Engineers Wood Group this morning said it would not pay a final dividend after falling to a £228m loss in 2020.
The FTSE 250 firm, which provides services for the oil industry, was battered by the collapse in oil prices last spring.
As a result, it swung from a profit of £73m in 2019 to a hefty loss in the last financial year.
Revenue slumped 24 per cent to £7.6bn while operating profit before exceptional items almost halved to £214m.
Wood also had to set aside $196.7m to settle a number of bribery cases in the UK, US and Brazil.
The firm was been subject to a probe by the UK’s Serious Fraud Office (SFO) over the links between Amec Foster Wheeler, which it bought in 2017, and Unaoil.
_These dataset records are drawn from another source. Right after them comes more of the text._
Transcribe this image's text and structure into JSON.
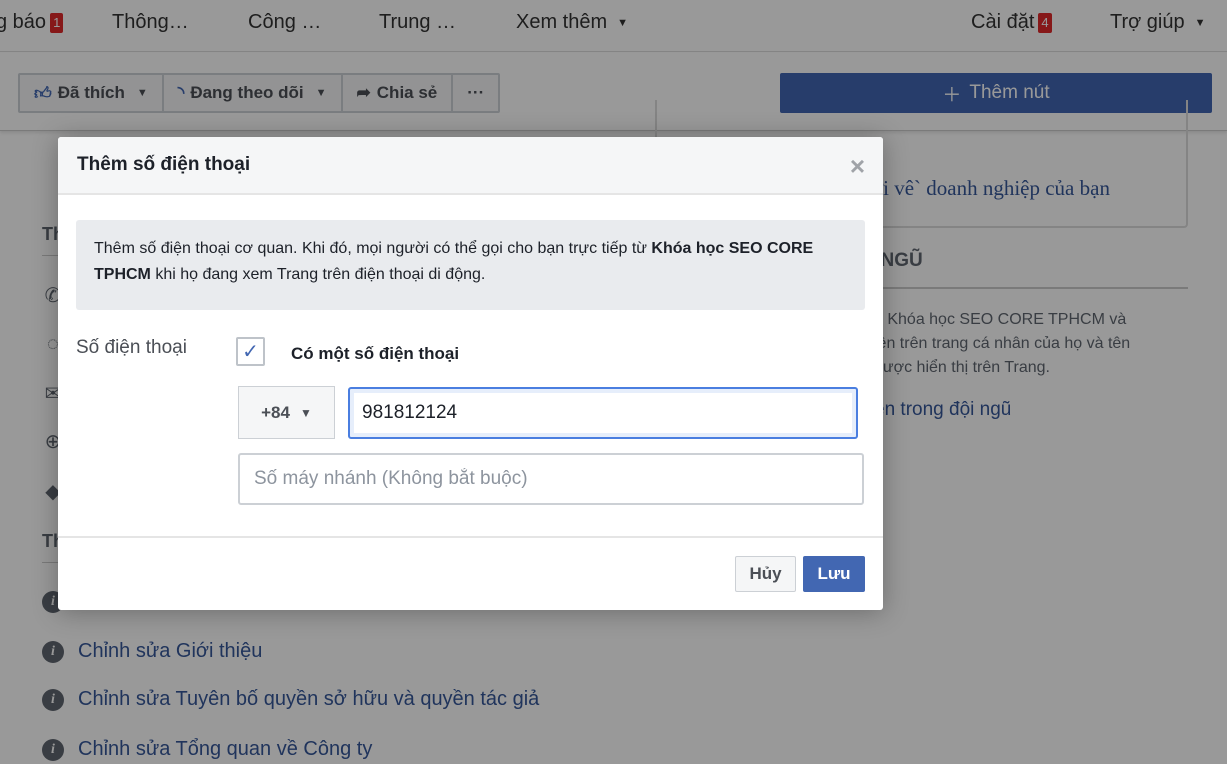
{
  "topnav": {
    "items": [
      {
        "label": "g báo",
        "badge": "1"
      },
      {
        "label": "Thông…"
      },
      {
        "label": "Công …"
      },
      {
        "label": "Trung …"
      },
      {
        "label": "Xem thêm"
      }
    ],
    "settings": {
      "label": "Cài đặt",
      "badge": "4"
    },
    "help": {
      "label": "Trợ giúp"
    }
  },
  "actionbar": {
    "liked": "Đã thích",
    "following": "Đang theo dõi",
    "share": "Chia sẻ",
    "more": "···",
    "add_button": "Thêm nút"
  },
  "background": {
    "left_items": [
      "Chỉnh sửa Giới thiệu",
      "Chỉnh sửa Tuyên bố quyền sở hữu và quyền tác giả",
      "Chỉnh sửa Tổng quan về Công ty"
    ],
    "left_heading_1": "Th",
    "left_heading_2": "Th",
    "right_box_text": "ời vê` doanh nghiệp của bạn",
    "right_heading": "I NGŨ",
    "right_para": [
      "g Khóa học SEO CORE TPHCM và",
      "iện trên trang cá nhân của họ và tên",
      "được hiển thị trên Trang."
    ],
    "right_link": "ện trong đội ngũ"
  },
  "modal": {
    "title": "Thêm số điện thoại",
    "info_prefix": "Thêm số điện thoại cơ quan. Khi đó, mọi người có thể gọi cho bạn trực tiếp từ ",
    "info_page": "Khóa học SEO CORE TPHCM",
    "info_suffix": " khi họ đang xem Trang trên điện thoại di động.",
    "field_label": "Số điện thoại",
    "checkbox_label": "Có một số điện thoại",
    "checkbox_checked": true,
    "country_code": "+84",
    "phone_value": "981812124",
    "extension_placeholder": "Số máy nhánh (Không bắt buộc)",
    "cancel": "Hủy",
    "save": "Lưu"
  },
  "colors": {
    "accent": "#4267b2",
    "badge": "#e0282b",
    "link": "#365899"
  }
}
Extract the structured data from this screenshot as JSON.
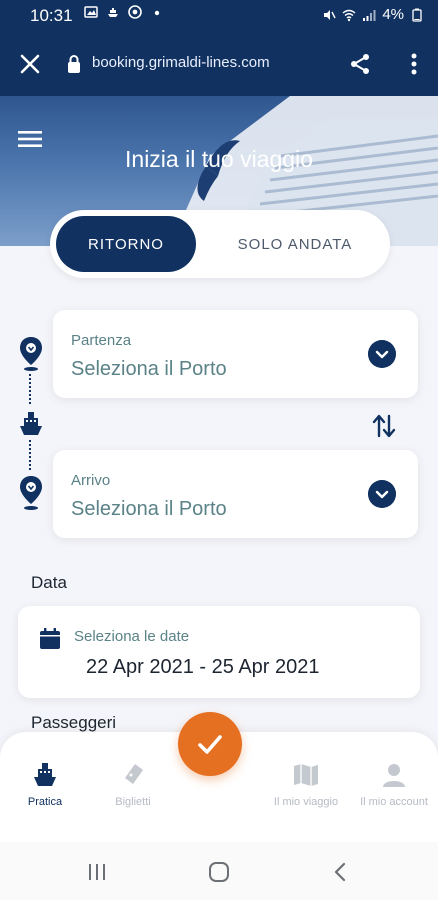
{
  "status_bar": {
    "time": "10:31",
    "battery": "4%"
  },
  "browser": {
    "url": "booking.grimaldi-lines.com"
  },
  "hero": {
    "title": "Inizia il tuo viaggio"
  },
  "trip_type": {
    "selected": "RITORNO",
    "other": "SOLO ANDATA"
  },
  "departure": {
    "label": "Partenza",
    "value": "Seleziona il Porto"
  },
  "arrival": {
    "label": "Arrivo",
    "value": "Seleziona il Porto"
  },
  "dates": {
    "section_label": "Data",
    "label": "Seleziona le date",
    "value": "22 Apr 2021 - 25 Apr 2021"
  },
  "passengers": {
    "section_label": "Passeggeri"
  },
  "bottom_nav": {
    "items": [
      {
        "label": "Pratica",
        "icon": "ship-icon",
        "active": true
      },
      {
        "label": "Biglietti",
        "icon": "ticket-icon",
        "active": false
      },
      {
        "label": "Il mio viaggio",
        "icon": "map-icon",
        "active": false
      },
      {
        "label": "Il mio account",
        "icon": "person-icon",
        "active": false
      }
    ]
  },
  "colors": {
    "brand_navy": "#113261",
    "accent_orange": "#e67022",
    "label_teal": "#5a8287"
  }
}
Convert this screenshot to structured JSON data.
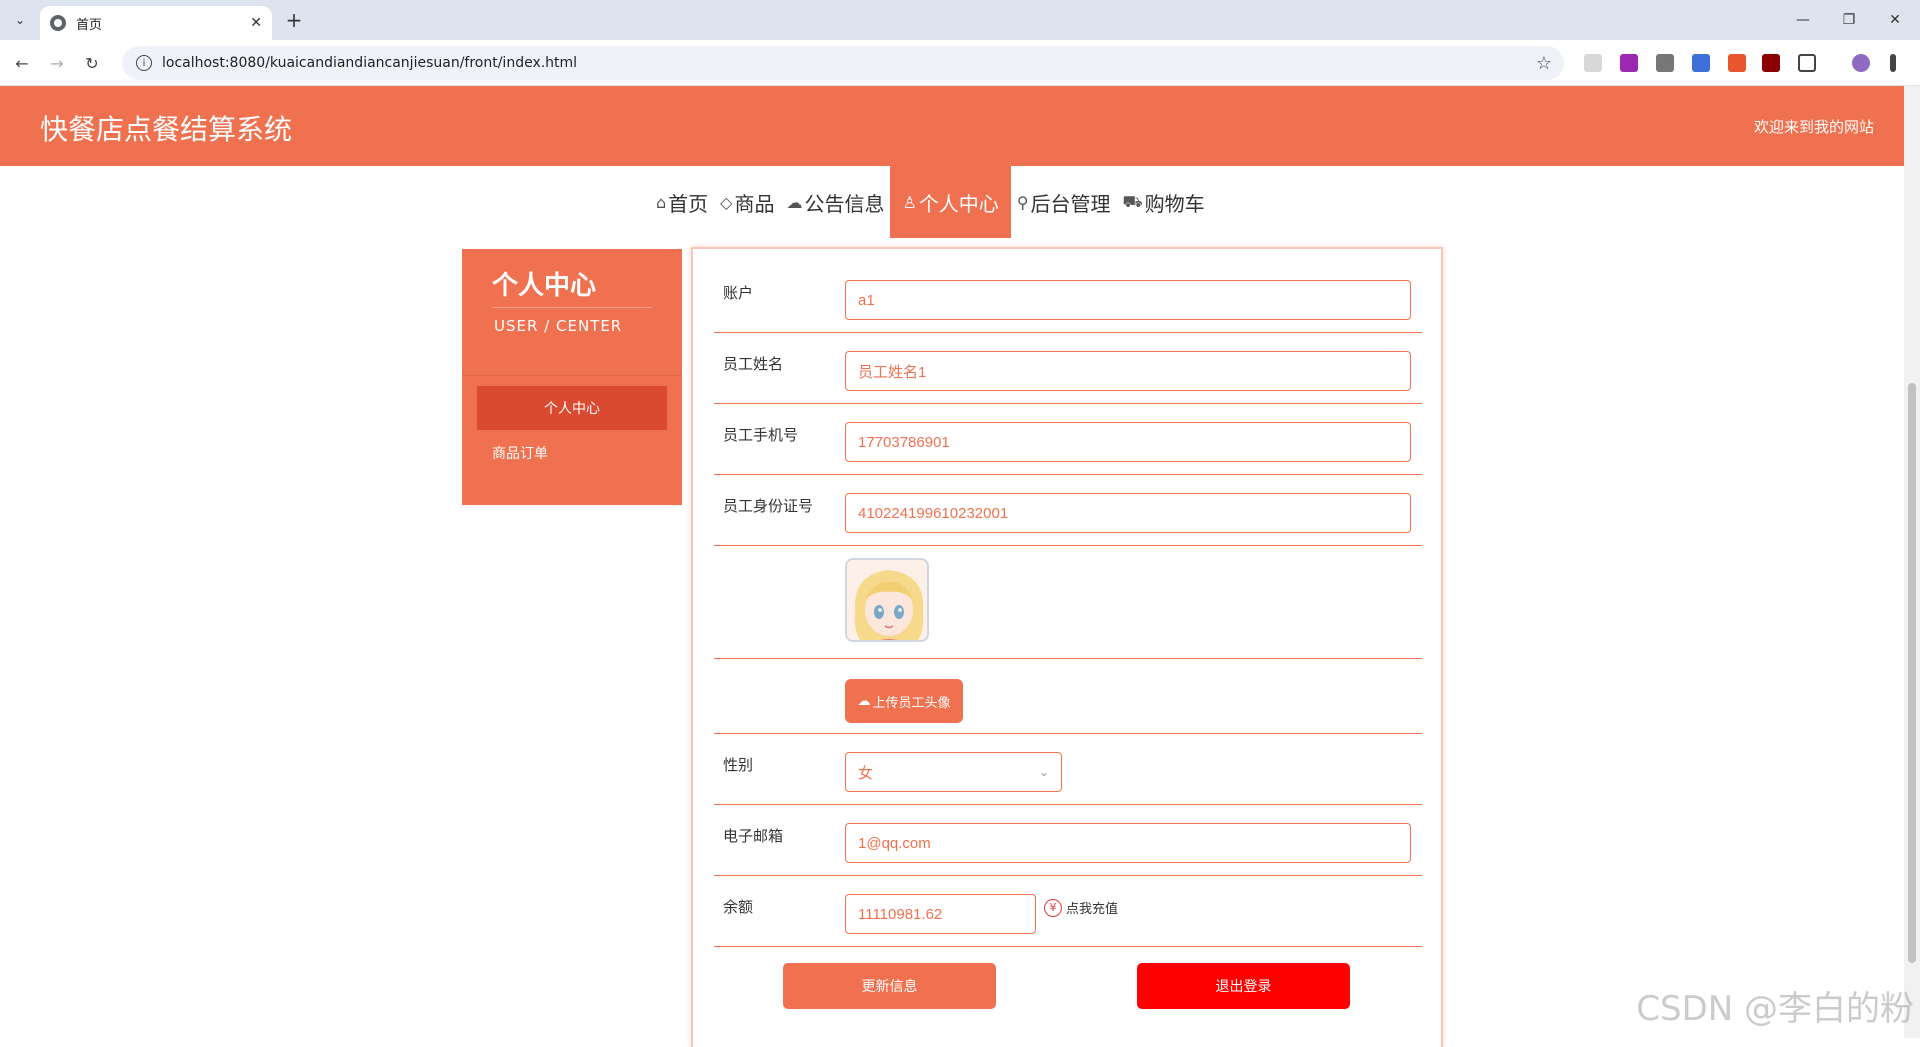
{
  "browser": {
    "tab_title": "首页",
    "url": "localhost:8080/kuaicandiandiancanjiesuan/front/index.html"
  },
  "header": {
    "site_title": "快餐店点餐结算系统",
    "welcome": "欢迎来到我的网站"
  },
  "nav": {
    "items": [
      {
        "label": "首页",
        "icon": "home-icon"
      },
      {
        "label": "商品",
        "icon": "tag-icon"
      },
      {
        "label": "公告信息",
        "icon": "cloud-icon"
      },
      {
        "label": "个人中心",
        "icon": "user-icon"
      },
      {
        "label": "后台管理",
        "icon": "link-icon"
      },
      {
        "label": "购物车",
        "icon": "cart-icon"
      }
    ],
    "active": "个人中心"
  },
  "sidebar": {
    "title": "个人中心",
    "subtitle": "USER / CENTER",
    "items": [
      {
        "label": "个人中心"
      },
      {
        "label": "商品订单"
      }
    ]
  },
  "form": {
    "account_label": "账户",
    "account_value": "a1",
    "name_label": "员工姓名",
    "name_value": "员工姓名1",
    "phone_label": "员工手机号",
    "phone_value": "17703786901",
    "idcard_label": "员工身份证号",
    "idcard_value": "410224199610232001",
    "upload_label": "上传员工头像",
    "gender_label": "性别",
    "gender_value": "女",
    "email_label": "电子邮箱",
    "email_value": "1@qq.com",
    "balance_label": "余额",
    "balance_value": "11110981.62",
    "recharge_label": "点我充值",
    "update_button": "更新信息",
    "logout_button": "退出登录"
  },
  "watermark": "CSDN @李白的粉",
  "colors": {
    "accent": "#f07150",
    "sidebar_active": "#d94a30",
    "logout": "#ff0000"
  }
}
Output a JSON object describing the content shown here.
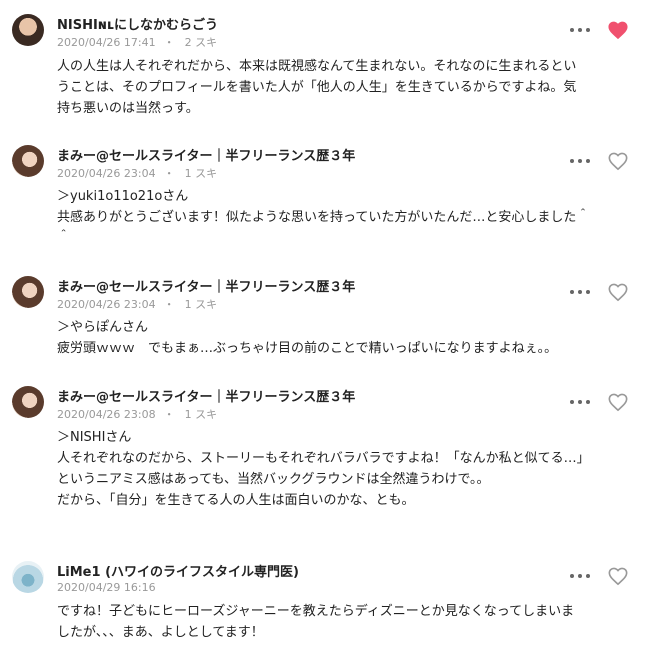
{
  "colors": {
    "liked_heart": "#f0506e",
    "unliked_heart": "#999999",
    "meta_text": "#999999",
    "body_text": "#222222"
  },
  "comments": [
    {
      "author": "NISHIɴʟにしなかむらごう",
      "date": "2020/04/26 17:41",
      "separator": "・",
      "likes": "2 スキ",
      "liked": true,
      "lines": [
        "人の人生は人それぞれだから、本来は既視感なんて生まれない。それなのに生まれるとい",
        "うことは、そのプロフィールを書いた人が「他人の人生」を生きているからですよね。気",
        "持ち悪いのは当然っす。"
      ]
    },
    {
      "author": "まみー@セールスライター｜半フリーランス歴３年",
      "date": "2020/04/26 23:04",
      "separator": "・",
      "likes": "1 スキ",
      "liked": false,
      "lines": [
        "＞yuki1o11o21oさん",
        "共感ありがとうございます！似たような思いを持っていた方がいたんだ…と安心しました＾",
        "＾"
      ]
    },
    {
      "author": "まみー@セールスライター｜半フリーランス歴３年",
      "date": "2020/04/26 23:04",
      "separator": "・",
      "likes": "1 スキ",
      "liked": false,
      "lines": [
        "＞やらぽんさん",
        "疲労頭ｗｗｗ　でもまぁ…ぶっちゃけ目の前のことで精いっぱいになりますよねぇ。。"
      ]
    },
    {
      "author": "まみー@セールスライター｜半フリーランス歴３年",
      "date": "2020/04/26 23:08",
      "separator": "・",
      "likes": "1 スキ",
      "liked": false,
      "lines": [
        "＞NISHIさん",
        "人それぞれなのだから、ストーリーもそれぞれバラバラですよね！「なんか私と似てる…」",
        "というニアミス感はあっても、当然バックグラウンドは全然違うわけで。。",
        "",
        "だから、「自分」を生きてる人の人生は面白いのかな、とも。"
      ]
    },
    {
      "author": "LiMe1 (ハワイのライフスタイル専門医)",
      "date": "2020/04/29 16:16",
      "separator": "",
      "likes": "",
      "liked": false,
      "lines": [
        "ですね！子どもにヒーローズジャーニーを教えたらディズニーとか見なくなってしまいま",
        "したが、、、まあ、よしとしてます！"
      ]
    }
  ]
}
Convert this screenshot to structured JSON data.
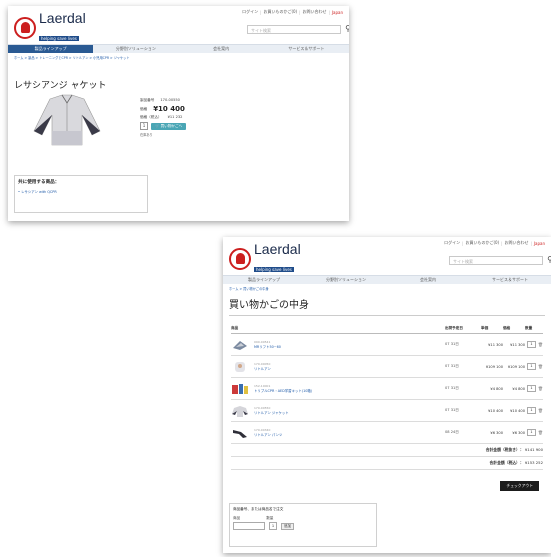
{
  "header": {
    "brand": "Laerdal",
    "tagline": "helping save lives",
    "links": [
      "ログイン",
      "お買いものかご(0)",
      "お問い合わせ",
      "Japan"
    ],
    "search_placeholder": "サイト検索"
  },
  "nav": [
    "製品ラインアップ",
    "分野別ソリューション",
    "会社案内",
    "サービス＆サポート"
  ],
  "product_page": {
    "breadcrumb": "ホーム > 製品 > トレーニングとCPR > リトルアン > 小児用CPR > ジャケット",
    "title": "レサシアンジ ャケット",
    "product_no_label": "製品番号",
    "product_no": "170-00550",
    "price_label": "価格",
    "price": "¥10 400",
    "tax_label": "価格（税込）",
    "tax_price": "¥11 232",
    "qty": "1",
    "add_button": "買い物かごへ",
    "stock": "在庫あり",
    "related_title": "共に使用する商品：",
    "related_item": "レサシアン with QCPR"
  },
  "cart_page": {
    "breadcrumb": "ホーム > 買い物かごの中身",
    "title": "買い物かごの中身",
    "columns": [
      "商品",
      "出荷予定日",
      "単価",
      "価格",
      "数量"
    ],
    "rows": [
      {
        "code": "090-00541",
        "name": "MRリフト50~60",
        "ship": "07 31日",
        "unit": "¥11 300",
        "total": "¥11 300",
        "qty": "1"
      },
      {
        "code": "170-00050",
        "name": "リトルアン",
        "ship": "07 31日",
        "unit": "¥109 100",
        "total": "¥109 100",
        "qty": "1"
      },
      {
        "code": "152-10001",
        "name": "トリプルCPR・AED学習キット(10箱)",
        "ship": "07 31日",
        "unit": "¥4 800",
        "total": "¥4 800",
        "qty": "1"
      },
      {
        "code": "170-00550",
        "name": "リトルアン ジャケット",
        "ship": "07 31日",
        "unit": "¥10 400",
        "total": "¥10 400",
        "qty": "1"
      },
      {
        "code": "170-00340",
        "name": "リトルアン パンツ",
        "ship": "08 24日",
        "unit": "¥6 300",
        "total": "¥6 300",
        "qty": "1"
      }
    ],
    "subtotal_label": "合計金額（税抜き）：",
    "subtotal": "¥141 900",
    "total_label": "合計金額（税込）：",
    "total": "¥153 252",
    "checkout": "チェックアウト",
    "quick_title": "商品番号、または商品名で注文",
    "quick_labels": [
      "商品",
      "数量"
    ],
    "quick_qty": "1",
    "quick_button": "追加"
  }
}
Wood had initially thought it could settle the cases for $46m. It will pay $70m in 2021, with the balance payable in instalments in 2022, 2023 and 2024.
Despite the loss, Stuart Lamont, investment manager at Brewin Dolphin, said that the firm ahd shown a great deal of resilience over the last year.
“Wood has been a story of debt reduction for some time now and the business managed to cut leverage by more than $400m to take it very close to the milestone $1bn mark – no mean feat considering the events of last year.
“Although the oil price has made a recovery, the diversification of Wood into renewables and the built environment has also helped offset volatility. There are still significant challenges ahead, but, with a plan for growth, Wood is in a decent position as the economy and its markets move towards recovery.”
Shares in the firm dropped 2.4 per cent this morning.